West Vancouver mayor Mike Smith is ready to throw TransLink under the bus once and for all. Even his neighbour, North Vancouver mayor Richard Walton, the TransLink mayors’ council chairman, is sounding exasperated by the agency these days. Take the issue of lifetime passes, for example: “Quite frankly, the public transportation doesn’t need to subsidize people with free passes,” he said.

It took years of public criticism, but the mayors’ council is finally reviewing the Transit Police – an expensive, ineffective fare check regime TransLink continues to push on to taxpayers.

TransLink’s appointed board of directors don’t seem terribly enthused with the agency’s direction either. They have been virtually invisible in recent months, except for a fascinating opinion piece by chair Nancy Olewiler in the March edition of Policy Options magazine.

“A society of slow growth may be the tipping point for transportation,” wrote Olewiler, whose argument applies to roads, bridges and massive transit projects. “Slower growth may change the assumptions that go into our projections for new transportation capacity. That possibility is something for planners to think about before they take long-term decisions to pump billions of dollars into infrastructure spending, at the expense of investments in health or education, which we will need to improve our quality of life.”

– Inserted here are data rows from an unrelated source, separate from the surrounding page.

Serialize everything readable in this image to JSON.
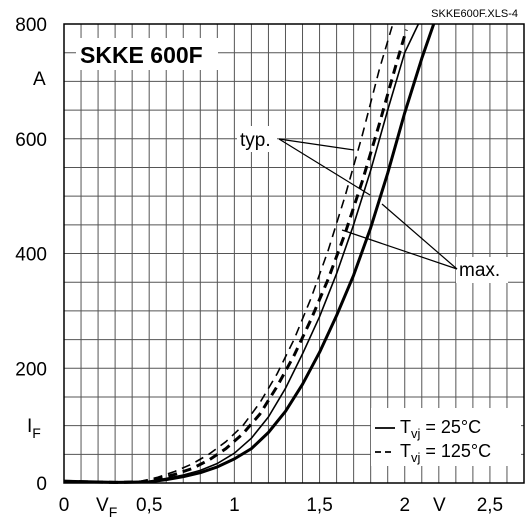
{
  "chart_data": {
    "type": "line",
    "file_tag": "SKKE600F.XLS-4",
    "title": "SKKE 600F",
    "xlabel": "V_F",
    "xlabel_main": "V",
    "xlabel_sub": "F",
    "xunit": "V",
    "ylabel": "I_F",
    "ylabel_main": "I",
    "ylabel_sub": "F",
    "yunit": "A",
    "xlim": [
      0,
      2.7
    ],
    "ylim": [
      0,
      800
    ],
    "grid": true,
    "x_tick_labels": [
      {
        "value": 0,
        "text": "0"
      },
      {
        "value": 0.5,
        "text": "0,5"
      },
      {
        "value": 1,
        "text": "1"
      },
      {
        "value": 1.5,
        "text": "1,5"
      },
      {
        "value": 2,
        "text": "2"
      },
      {
        "value": 2.5,
        "text": "2,5"
      }
    ],
    "y_tick_labels": [
      {
        "value": 0,
        "text": "0"
      },
      {
        "value": 200,
        "text": "200"
      },
      {
        "value": 400,
        "text": "400"
      },
      {
        "value": 600,
        "text": "600"
      },
      {
        "value": 800,
        "text": "800"
      }
    ],
    "series": [
      {
        "style": "solid",
        "width": "thin",
        "points": [
          [
            0,
            3
          ],
          [
            0.3,
            1
          ],
          [
            0.5,
            3
          ],
          [
            0.6,
            8
          ],
          [
            0.7,
            14
          ],
          [
            0.8,
            22
          ],
          [
            0.9,
            34
          ],
          [
            1.0,
            52
          ],
          [
            1.1,
            78
          ],
          [
            1.2,
            115
          ],
          [
            1.3,
            165
          ],
          [
            1.4,
            225
          ],
          [
            1.5,
            290
          ],
          [
            1.6,
            365
          ],
          [
            1.7,
            450
          ],
          [
            1.8,
            545
          ],
          [
            1.9,
            650
          ],
          [
            2.0,
            750
          ],
          [
            2.08,
            800
          ]
        ]
      },
      {
        "style": "solid",
        "width": "thick",
        "points": [
          [
            0,
            3
          ],
          [
            0.3,
            1
          ],
          [
            0.5,
            2
          ],
          [
            0.6,
            6
          ],
          [
            0.7,
            11
          ],
          [
            0.8,
            18
          ],
          [
            0.9,
            28
          ],
          [
            1.0,
            42
          ],
          [
            1.1,
            60
          ],
          [
            1.2,
            88
          ],
          [
            1.3,
            125
          ],
          [
            1.4,
            172
          ],
          [
            1.5,
            228
          ],
          [
            1.6,
            292
          ],
          [
            1.7,
            362
          ],
          [
            1.8,
            445
          ],
          [
            1.9,
            540
          ],
          [
            2.0,
            645
          ],
          [
            2.1,
            740
          ],
          [
            2.17,
            800
          ]
        ]
      },
      {
        "style": "dashed",
        "width": "thin",
        "points": [
          [
            0,
            3
          ],
          [
            0.3,
            1
          ],
          [
            0.45,
            3
          ],
          [
            0.55,
            10
          ],
          [
            0.65,
            20
          ],
          [
            0.75,
            33
          ],
          [
            0.85,
            50
          ],
          [
            0.95,
            72
          ],
          [
            1.05,
            100
          ],
          [
            1.15,
            140
          ],
          [
            1.25,
            190
          ],
          [
            1.35,
            250
          ],
          [
            1.45,
            322
          ],
          [
            1.55,
            405
          ],
          [
            1.65,
            500
          ],
          [
            1.75,
            605
          ],
          [
            1.85,
            720
          ],
          [
            1.93,
            800
          ]
        ]
      },
      {
        "style": "dashed",
        "width": "thick",
        "points": [
          [
            0,
            3
          ],
          [
            0.3,
            1
          ],
          [
            0.45,
            2
          ],
          [
            0.55,
            7
          ],
          [
            0.65,
            15
          ],
          [
            0.75,
            25
          ],
          [
            0.85,
            40
          ],
          [
            0.95,
            60
          ],
          [
            1.05,
            86
          ],
          [
            1.15,
            120
          ],
          [
            1.25,
            168
          ],
          [
            1.35,
            222
          ],
          [
            1.45,
            285
          ],
          [
            1.55,
            355
          ],
          [
            1.65,
            435
          ],
          [
            1.75,
            525
          ],
          [
            1.85,
            625
          ],
          [
            1.95,
            730
          ],
          [
            2.01,
            790
          ]
        ]
      }
    ],
    "annotations": {
      "typ_text": "typ.",
      "max_text": "max."
    },
    "legend": {
      "position": "bottom-right",
      "entries": [
        {
          "style": "solid",
          "prefix": "T",
          "sub": "vj",
          "suffix": " = 25°C"
        },
        {
          "style": "dashed",
          "prefix": "T",
          "sub": "vj",
          "suffix": " = 125°C"
        }
      ]
    }
  }
}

Olewiler’s piece is stunning because it is the first time a TransLink official has admitted that taking taxes for TransLink means less for priorities such as health, education, emergency services, water, sewer, or others. Taxpayers cannot afford everything.

With such little support from taxpayers, riders, mayors, the minister and the board chair, TransLink’s push for a $23-billion tax-and-spend binge is coming from its senior executive team. They are trying to push for higher taxes. It’s becoming clear they believe the referendum campaign has already started, and the bureaucrats will spend as much of their time and your money as they can to get the result they want.

This flies in the face of the usual role of government employees, which is to let the politicians – the people accountable to the taxpayers – make the policy decisions. Good staff members make recommendations to their boards or elected officials, and then carry out their direction.

But at TransLink, the inmates are now running the asylum. With the board and mayors tied up in knots, it will be up to the taxpayers to take the keys away from the transportation authority’s senior executives.

Jordan Bateman is British Columbia director of the Canadian Taxpayers Federation.